New ways of designing. In this section, Irwin, Costa Gomez, Hamilton, and Dahle all look at how the emerging practice of Transition Design engages with projects in the field. Irwin’s article reports on a project in Ojai, California to frame water shortage in the community as a Transition Design problem. She discusses the emerging Transition Design approach by resisting the idea of a prescriptive process and arguing in favor of a framework or “palette of practices” that can be configured in situation and place-specific ways. Costa analyzes a series of projects based in Barcelona and the surrounding region of Catalonia through the lens of the Transition Design framework and provides an important alternative cultural perspective. Building on Irwin’s essay, Hamilton provides another perspective on the Ojai,
California project by focusing on the social dynamics inherent within a wicked problem, such as water shortage in a community. Dahle concludes the section with a report on her 10-year process of applying Transition Design principles to the wicked problem of global overfishing. She specifically focuses on the “messiness” of stakeholder collaboration and provides insights into cultivating what she refers to as system leadership.
Teaching and researching Transition Design. Rohrbach and Steenson argue that teaching Transition Design at the higher education level is integral to its development and report on coursework at both the undergraduate and master’s levels. Finally, Mages and Onafuwa discuss the challenges of conducting research whose objective is social, cultural, and psychological change. Their paper discusses several approaches undertaken within the doctoral program at Carnegie Mellon’s School of Design and their inherent challenges.
Transition Design is still a nascent area of design focus, but international interest among educators, researchers, and practitioners is growing. Carnegie Mellon University, USA; University of Palermo, Argentina; Royal Melbourne Institute of Technology and University of New South Wales, Australia; and Schumacher College/Plymouth University, UK, have all integrated Transition Design into their research strands and/or coursework. Workshops on Transition Design have been held at Schumacher College, UK; the University of the Balearic Islands, Spain; Monterrey Technical University, Mexico; and The Bauhaus, Germany. In 2016, the University of Trondheim, Norway, created a professorship in Transition Design. As noted earlier, three symposia have been held, and a fourth one is planned at Dartington, UK in June 2018.

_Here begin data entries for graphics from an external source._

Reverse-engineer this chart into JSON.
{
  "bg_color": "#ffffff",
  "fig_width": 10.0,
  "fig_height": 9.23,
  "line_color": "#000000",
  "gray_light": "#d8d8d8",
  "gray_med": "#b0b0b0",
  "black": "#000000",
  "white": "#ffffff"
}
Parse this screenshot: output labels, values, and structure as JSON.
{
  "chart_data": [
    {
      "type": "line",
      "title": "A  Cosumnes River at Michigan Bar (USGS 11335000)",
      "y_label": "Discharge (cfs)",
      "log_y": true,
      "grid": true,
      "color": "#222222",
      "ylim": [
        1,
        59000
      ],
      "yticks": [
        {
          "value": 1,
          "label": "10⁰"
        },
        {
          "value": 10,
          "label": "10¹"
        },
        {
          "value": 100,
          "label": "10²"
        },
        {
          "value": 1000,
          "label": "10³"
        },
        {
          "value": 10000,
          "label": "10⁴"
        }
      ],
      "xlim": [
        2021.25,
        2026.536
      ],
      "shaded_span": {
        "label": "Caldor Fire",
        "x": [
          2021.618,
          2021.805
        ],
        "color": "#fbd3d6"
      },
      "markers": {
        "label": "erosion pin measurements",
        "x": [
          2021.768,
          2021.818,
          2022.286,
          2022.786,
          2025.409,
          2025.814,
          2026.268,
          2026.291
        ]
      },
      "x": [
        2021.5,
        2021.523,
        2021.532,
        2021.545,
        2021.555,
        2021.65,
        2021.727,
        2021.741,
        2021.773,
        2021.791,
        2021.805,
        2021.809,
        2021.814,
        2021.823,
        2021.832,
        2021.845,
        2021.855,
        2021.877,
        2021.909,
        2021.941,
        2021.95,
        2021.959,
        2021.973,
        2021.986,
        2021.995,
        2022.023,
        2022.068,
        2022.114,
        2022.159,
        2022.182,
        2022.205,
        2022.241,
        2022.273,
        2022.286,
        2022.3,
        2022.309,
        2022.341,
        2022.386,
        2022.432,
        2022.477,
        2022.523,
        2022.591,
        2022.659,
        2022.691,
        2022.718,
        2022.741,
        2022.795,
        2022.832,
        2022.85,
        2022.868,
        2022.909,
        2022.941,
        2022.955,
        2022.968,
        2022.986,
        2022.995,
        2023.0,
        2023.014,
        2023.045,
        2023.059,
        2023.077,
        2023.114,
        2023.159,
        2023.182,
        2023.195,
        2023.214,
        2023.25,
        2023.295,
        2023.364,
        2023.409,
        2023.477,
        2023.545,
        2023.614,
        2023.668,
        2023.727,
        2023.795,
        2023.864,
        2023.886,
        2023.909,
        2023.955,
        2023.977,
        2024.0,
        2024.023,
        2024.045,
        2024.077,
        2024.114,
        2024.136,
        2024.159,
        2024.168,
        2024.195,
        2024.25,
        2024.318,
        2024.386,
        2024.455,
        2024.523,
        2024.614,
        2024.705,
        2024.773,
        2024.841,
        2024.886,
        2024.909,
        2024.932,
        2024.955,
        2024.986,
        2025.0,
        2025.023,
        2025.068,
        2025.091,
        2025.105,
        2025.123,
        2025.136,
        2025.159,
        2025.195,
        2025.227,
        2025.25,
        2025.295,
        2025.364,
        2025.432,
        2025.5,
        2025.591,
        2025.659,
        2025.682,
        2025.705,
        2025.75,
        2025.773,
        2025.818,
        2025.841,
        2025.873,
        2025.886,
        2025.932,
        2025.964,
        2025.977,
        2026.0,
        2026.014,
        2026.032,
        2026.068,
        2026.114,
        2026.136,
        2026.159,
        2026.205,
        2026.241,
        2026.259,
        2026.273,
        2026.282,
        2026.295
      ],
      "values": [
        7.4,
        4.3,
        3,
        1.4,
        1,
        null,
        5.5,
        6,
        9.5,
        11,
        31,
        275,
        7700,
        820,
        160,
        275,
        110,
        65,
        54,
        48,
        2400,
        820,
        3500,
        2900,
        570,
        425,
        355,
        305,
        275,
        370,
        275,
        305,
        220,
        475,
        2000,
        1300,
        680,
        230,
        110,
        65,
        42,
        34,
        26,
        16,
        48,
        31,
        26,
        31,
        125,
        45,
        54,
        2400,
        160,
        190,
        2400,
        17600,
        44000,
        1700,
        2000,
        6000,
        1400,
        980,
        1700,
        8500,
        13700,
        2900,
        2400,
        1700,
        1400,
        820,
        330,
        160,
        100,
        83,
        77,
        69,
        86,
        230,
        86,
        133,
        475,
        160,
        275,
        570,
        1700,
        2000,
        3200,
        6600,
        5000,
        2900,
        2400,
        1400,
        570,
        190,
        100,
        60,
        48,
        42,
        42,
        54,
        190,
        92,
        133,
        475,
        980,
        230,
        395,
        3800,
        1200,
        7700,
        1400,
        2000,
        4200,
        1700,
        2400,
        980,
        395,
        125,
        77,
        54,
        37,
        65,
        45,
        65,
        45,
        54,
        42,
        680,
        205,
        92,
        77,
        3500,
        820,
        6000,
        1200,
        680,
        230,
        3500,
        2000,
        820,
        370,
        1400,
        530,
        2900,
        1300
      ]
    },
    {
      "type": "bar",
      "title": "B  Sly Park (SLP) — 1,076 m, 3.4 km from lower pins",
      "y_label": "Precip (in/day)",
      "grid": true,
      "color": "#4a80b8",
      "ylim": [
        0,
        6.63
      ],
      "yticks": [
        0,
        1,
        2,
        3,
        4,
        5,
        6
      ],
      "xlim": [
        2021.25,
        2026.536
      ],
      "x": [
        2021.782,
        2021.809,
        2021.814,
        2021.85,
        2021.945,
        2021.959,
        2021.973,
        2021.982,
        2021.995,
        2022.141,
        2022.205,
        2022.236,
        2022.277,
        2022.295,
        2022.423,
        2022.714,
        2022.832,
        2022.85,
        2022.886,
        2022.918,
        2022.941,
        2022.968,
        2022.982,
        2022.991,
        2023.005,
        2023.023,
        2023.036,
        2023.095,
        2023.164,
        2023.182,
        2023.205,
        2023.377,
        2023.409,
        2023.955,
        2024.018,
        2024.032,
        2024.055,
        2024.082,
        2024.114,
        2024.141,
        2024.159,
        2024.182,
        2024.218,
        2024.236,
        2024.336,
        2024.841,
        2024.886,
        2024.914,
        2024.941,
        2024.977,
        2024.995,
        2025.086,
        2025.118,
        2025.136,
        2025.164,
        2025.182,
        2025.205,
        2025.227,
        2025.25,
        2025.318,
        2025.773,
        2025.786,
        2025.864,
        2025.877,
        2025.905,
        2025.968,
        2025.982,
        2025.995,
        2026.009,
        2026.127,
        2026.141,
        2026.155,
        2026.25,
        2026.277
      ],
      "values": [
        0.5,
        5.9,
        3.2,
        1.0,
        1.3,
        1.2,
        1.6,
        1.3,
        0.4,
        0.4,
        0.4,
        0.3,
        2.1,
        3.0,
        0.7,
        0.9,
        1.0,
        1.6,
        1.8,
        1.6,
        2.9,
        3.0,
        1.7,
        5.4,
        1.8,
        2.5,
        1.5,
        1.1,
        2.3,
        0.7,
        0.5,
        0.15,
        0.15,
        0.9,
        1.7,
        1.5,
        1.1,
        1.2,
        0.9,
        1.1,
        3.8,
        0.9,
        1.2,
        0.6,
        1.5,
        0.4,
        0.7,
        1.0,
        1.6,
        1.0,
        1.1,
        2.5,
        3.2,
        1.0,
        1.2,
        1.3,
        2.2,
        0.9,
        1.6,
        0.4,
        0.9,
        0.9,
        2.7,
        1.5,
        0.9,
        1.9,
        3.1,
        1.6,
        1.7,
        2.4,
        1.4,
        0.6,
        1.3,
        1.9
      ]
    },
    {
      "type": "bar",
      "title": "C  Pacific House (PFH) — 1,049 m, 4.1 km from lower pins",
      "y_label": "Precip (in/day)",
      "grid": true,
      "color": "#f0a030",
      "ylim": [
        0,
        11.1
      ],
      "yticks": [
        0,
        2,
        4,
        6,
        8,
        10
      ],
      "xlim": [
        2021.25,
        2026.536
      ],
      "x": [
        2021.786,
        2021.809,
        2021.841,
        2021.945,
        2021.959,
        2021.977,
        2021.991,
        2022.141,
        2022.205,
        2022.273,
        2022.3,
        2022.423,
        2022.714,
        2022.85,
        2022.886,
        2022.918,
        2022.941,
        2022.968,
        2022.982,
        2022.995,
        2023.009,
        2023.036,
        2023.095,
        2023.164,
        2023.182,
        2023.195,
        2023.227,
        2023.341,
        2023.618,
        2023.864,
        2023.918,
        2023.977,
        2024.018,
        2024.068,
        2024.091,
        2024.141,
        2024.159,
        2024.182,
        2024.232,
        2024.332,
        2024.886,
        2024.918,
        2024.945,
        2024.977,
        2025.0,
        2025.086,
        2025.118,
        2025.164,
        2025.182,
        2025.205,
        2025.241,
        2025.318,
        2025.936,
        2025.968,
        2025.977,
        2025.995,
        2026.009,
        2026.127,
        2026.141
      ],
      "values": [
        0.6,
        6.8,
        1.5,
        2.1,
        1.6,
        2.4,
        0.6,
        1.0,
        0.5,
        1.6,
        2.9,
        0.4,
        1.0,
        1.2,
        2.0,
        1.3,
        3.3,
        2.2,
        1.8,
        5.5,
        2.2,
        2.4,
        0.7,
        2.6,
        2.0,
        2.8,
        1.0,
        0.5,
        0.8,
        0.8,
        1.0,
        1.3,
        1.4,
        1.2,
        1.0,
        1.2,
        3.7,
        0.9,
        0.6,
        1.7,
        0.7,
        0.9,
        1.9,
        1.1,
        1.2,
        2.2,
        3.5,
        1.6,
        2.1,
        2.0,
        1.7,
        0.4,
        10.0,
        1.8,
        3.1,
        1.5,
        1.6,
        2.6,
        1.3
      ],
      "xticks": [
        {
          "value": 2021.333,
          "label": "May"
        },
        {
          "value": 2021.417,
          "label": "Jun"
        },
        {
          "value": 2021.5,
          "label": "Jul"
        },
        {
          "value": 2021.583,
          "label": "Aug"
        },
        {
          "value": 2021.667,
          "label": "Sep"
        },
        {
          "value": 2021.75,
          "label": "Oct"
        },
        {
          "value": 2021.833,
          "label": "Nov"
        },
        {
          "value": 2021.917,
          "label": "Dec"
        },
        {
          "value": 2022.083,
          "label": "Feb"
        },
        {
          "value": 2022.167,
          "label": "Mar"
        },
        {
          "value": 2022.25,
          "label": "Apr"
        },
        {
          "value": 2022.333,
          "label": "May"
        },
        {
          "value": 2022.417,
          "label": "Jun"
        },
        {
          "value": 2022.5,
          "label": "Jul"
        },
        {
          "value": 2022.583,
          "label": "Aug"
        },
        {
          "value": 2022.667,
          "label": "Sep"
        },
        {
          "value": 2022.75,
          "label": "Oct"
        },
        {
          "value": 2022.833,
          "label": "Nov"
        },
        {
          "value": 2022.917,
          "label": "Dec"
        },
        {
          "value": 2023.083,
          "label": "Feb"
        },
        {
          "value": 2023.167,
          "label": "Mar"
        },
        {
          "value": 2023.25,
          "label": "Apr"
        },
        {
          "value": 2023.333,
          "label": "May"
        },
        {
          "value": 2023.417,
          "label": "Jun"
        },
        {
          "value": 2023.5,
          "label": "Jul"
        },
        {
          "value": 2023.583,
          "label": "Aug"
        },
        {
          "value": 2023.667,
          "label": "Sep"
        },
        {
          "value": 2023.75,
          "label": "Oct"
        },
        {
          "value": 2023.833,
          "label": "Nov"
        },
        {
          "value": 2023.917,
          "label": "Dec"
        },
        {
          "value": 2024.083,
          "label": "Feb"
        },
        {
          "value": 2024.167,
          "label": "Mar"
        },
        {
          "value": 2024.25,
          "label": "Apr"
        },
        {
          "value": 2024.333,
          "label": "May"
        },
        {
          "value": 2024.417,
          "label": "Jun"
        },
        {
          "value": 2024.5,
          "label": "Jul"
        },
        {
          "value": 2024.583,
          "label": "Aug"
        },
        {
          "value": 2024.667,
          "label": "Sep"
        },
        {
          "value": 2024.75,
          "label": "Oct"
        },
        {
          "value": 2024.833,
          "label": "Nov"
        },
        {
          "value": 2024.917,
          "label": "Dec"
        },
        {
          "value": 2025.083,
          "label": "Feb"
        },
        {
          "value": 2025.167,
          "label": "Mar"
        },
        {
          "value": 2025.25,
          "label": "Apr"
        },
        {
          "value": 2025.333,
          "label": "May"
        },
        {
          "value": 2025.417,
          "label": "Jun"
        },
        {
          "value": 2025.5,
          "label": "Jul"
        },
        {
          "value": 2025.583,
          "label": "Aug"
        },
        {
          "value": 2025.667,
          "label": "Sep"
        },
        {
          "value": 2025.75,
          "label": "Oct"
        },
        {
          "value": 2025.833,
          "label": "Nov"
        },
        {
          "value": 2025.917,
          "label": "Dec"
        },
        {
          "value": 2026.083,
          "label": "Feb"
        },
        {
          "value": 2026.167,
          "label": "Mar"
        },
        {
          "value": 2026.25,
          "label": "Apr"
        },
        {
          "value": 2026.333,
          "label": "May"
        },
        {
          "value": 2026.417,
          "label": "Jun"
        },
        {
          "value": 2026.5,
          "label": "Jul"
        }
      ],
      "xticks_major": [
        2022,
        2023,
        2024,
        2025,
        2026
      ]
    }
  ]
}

In order for Transition Design/design for transition to fulfill its objective, additional voices from diverse cultural perspectives must be integrated into the conversation and ongoing research. This edition of Cuadernos represents a collaboration between Carnegie Mellon University, Pittsburgh, USA, and the University of Palermo, Buenos Aires, Argentina. I want to thank my co-editor, Daniela Di Bella and the University of Palermo for giving me and my fellow contributors the opportunity to participate in this project. This volume on Transition Design is presented as a progress report and an invitation for feedback, critique, and collaboration.